Thread: Select query takes long to execute

Select query takes long to execute

From

"Kevin Schroeder"

Date:

29 May 2003, 09:58:15

Hello,
    I'm running a simple query on a table and I'm getting a very long
response time.  The table has 56,000 rows in it.  It has a full text field,
but it is not being referenced in this query.  The query I'm running is

select row_key, column1, column2, column3, column4, column5 from table1
where column6 = 1 order by column3 desc limit 21;

There is an index on the table

message_index btree (column6, column3, column7)

Column 3 is a date type, column 6 is an integer and column 7 is unused in
this query.

The total query time is 6 seconds, but I can bring that down to 4.5 if I
append "offset 0" to the end of the query.  By checking query using "explain
analyze" it shows that it is using the index.

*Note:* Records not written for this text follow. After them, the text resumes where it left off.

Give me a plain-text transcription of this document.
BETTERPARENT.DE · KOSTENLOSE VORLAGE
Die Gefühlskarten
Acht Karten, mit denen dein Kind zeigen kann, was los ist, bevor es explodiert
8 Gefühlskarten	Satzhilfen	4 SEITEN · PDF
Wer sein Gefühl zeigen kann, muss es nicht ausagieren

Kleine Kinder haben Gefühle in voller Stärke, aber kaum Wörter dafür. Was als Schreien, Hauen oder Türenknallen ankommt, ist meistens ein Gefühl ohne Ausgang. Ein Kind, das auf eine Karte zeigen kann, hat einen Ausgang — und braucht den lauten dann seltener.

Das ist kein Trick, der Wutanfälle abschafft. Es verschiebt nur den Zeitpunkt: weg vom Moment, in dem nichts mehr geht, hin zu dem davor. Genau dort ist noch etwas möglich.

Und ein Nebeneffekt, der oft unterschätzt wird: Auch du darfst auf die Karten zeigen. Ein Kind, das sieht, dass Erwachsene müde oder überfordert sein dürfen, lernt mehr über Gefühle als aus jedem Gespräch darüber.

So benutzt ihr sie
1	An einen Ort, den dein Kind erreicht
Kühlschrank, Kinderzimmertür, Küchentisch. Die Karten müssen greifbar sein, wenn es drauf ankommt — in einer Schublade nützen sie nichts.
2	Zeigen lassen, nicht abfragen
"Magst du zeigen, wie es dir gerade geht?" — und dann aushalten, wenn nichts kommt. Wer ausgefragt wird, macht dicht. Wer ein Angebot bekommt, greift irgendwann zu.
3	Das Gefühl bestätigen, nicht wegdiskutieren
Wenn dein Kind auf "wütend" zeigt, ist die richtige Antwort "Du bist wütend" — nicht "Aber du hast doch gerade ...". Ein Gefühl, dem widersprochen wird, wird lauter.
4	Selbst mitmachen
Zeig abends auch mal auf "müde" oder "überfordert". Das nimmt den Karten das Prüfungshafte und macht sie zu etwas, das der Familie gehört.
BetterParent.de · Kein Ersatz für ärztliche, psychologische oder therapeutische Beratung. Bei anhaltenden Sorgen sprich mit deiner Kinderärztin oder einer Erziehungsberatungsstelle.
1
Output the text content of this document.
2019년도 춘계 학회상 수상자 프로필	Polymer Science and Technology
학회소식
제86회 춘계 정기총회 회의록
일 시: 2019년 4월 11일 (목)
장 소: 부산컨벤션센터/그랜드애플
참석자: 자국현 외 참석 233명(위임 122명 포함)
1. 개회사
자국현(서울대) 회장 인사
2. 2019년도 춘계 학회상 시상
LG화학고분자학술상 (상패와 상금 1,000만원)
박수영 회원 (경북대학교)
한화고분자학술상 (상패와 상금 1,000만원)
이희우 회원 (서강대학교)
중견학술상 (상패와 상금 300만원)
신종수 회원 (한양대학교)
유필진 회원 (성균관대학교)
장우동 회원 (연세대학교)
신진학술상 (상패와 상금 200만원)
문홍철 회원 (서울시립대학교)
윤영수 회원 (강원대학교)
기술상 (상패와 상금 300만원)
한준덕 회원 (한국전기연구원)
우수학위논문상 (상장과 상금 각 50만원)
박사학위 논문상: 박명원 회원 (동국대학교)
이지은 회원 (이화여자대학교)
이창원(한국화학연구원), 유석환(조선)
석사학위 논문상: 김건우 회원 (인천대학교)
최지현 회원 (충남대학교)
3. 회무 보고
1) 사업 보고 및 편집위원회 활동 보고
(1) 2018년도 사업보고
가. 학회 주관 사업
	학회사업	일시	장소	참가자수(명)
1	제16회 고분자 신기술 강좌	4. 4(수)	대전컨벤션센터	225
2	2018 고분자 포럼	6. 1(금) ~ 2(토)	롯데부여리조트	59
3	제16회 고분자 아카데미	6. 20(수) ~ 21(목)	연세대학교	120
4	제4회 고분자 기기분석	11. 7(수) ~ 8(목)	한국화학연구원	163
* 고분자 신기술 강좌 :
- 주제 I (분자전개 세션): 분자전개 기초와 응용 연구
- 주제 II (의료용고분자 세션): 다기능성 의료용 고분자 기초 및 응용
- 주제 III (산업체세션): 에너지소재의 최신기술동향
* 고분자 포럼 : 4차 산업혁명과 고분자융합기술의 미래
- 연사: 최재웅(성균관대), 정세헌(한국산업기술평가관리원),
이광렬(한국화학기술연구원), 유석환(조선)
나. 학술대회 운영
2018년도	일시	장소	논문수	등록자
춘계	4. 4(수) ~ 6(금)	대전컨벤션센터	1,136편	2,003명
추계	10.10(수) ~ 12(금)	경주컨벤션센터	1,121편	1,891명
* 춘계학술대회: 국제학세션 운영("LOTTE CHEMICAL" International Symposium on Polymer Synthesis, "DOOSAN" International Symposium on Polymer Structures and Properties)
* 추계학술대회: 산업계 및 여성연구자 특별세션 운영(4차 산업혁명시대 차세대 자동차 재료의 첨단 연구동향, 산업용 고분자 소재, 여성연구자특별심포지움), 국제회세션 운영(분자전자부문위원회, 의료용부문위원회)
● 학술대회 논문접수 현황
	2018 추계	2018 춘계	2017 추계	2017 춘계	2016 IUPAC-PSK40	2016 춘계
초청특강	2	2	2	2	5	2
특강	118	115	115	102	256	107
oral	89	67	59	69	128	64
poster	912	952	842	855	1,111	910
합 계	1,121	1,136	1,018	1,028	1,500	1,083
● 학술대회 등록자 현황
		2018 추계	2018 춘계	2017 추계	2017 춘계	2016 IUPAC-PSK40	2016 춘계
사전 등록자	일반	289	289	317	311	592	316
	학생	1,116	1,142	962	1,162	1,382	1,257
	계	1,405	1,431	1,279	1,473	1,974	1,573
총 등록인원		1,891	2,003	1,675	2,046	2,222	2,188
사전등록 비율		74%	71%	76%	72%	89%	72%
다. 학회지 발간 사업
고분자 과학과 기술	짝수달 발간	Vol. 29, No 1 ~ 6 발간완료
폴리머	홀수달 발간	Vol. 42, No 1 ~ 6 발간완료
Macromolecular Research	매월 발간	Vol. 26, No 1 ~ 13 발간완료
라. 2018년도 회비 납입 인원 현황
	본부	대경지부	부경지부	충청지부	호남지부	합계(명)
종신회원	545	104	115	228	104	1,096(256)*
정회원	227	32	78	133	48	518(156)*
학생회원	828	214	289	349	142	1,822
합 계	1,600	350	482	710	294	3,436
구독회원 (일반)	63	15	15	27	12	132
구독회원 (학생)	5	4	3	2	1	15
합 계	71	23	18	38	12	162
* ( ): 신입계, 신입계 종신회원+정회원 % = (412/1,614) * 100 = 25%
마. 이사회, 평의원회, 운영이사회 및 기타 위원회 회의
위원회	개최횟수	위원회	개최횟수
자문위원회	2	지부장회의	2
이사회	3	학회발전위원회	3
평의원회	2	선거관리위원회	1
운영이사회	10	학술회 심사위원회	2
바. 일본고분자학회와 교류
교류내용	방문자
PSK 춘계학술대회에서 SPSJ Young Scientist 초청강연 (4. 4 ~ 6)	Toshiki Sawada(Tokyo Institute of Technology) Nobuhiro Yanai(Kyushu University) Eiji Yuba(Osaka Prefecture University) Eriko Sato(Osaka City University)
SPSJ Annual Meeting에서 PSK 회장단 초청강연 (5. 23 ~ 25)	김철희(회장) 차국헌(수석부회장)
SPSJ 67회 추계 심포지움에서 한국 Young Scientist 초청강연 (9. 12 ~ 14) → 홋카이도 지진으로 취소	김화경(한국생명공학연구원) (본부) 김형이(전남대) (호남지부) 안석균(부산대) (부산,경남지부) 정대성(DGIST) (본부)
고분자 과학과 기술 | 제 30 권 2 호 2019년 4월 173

If anyone has any ideas as to why the query is taking so long and what I can
do to make it more efficient I would love to know.

Thanks
Kevin

Re: Select query takes long to execute

From

"Shridhar Daithankar"

Date:

29 May 2003, 10:25:44

On 29 May 2003 at 8:58, Kevin Schroeder wrote:
> If anyone has any ideas as to why the query is taking so long and what I can
> do to make it more efficient I would love to know.

Check yor shared buffers setting and effective OS cache setting. If these are
appropriately tuned, then it should be fast enough.

Is the table vacuumed? Is index taking too much space? Then try reindexing. It
might help as vacuum does not reclaim wasted space in index.

HTH

Bye
 Shridhar

--
Wait!  You have not been prepared!        -- Mr. Atoz, "Tomorrow is Yesterday",
stardate 3113.2

Re: Select query takes long to execute

From

"scott.marlowe"

Date:

29 May 2003, 12:18:32

See if lowering random_page_cost to 1.5 or so helps here.

That and effective_cache_size are two of the more important values the
planner uses to decide between seq scans and index scans.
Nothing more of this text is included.